The Compleat Works of Wllm Shkspr (Abridged), A Crew of Patches Theatre Company, at City Lit Theater Company. Suggesting the intellectual curiosity of Cliffs Notes and the irreverence of Rocky and Bullwinkle's "Fractured Fairy Tales," this smart-ass two-hour lampoon of Shakespeare's 37 plays is a cheeky frat-boy show delivered by three cocky male players and a deliberately marginalized female assistant. Billed as a cure for sufferers of Bardophobia, it's not just a flippant free-for-all with elaborately ignorant explications. It's also a hilarious anthology of bad acting--chronic upstaging, semaphore gesturing, mechanical recitation--and desperate ad-libs.
Stratford's favorite son must be used to spinning in his grave.

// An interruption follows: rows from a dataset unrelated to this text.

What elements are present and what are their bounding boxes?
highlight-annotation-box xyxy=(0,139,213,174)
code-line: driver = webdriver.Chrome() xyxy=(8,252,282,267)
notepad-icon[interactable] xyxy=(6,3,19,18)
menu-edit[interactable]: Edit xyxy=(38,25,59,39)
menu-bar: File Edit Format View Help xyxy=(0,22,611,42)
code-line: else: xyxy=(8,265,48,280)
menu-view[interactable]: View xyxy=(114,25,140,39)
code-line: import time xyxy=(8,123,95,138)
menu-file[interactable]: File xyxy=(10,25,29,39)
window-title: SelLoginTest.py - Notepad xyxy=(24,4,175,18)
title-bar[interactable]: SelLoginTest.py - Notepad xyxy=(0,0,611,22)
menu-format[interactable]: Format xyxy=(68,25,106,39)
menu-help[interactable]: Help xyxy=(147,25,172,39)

Here the causes are a Romeo and Juliet dumbed down to the level of "Pyramus and Thisbe," the history plays condensed into a football game, the 16 comedies reduced to a single messy plot, a rap Othello, a Macbeth delivered in nearly impenetrable Scottish accents, Titus Andronicus reduced to a cannibal cooking show, and Hamlet shrunk to one minute and played backward.
This popular script by Daniel Singer, Jess Winfield, and Adam Long is an odd choice for a new troupe dedicated to Shakespeare's serious side. But as a showcase for four supple actors--Trevor Luce, Kiersten DeBrower, Jeffrey Stringer, and Benjamin Montague, dexterously directed by David Blixt--the piece is a great calling card. Though it reeks of anything-for-a-laugh clowning, the Patches' comic instincts--especially Stringer's attacks of attitude--are just what the master ordered.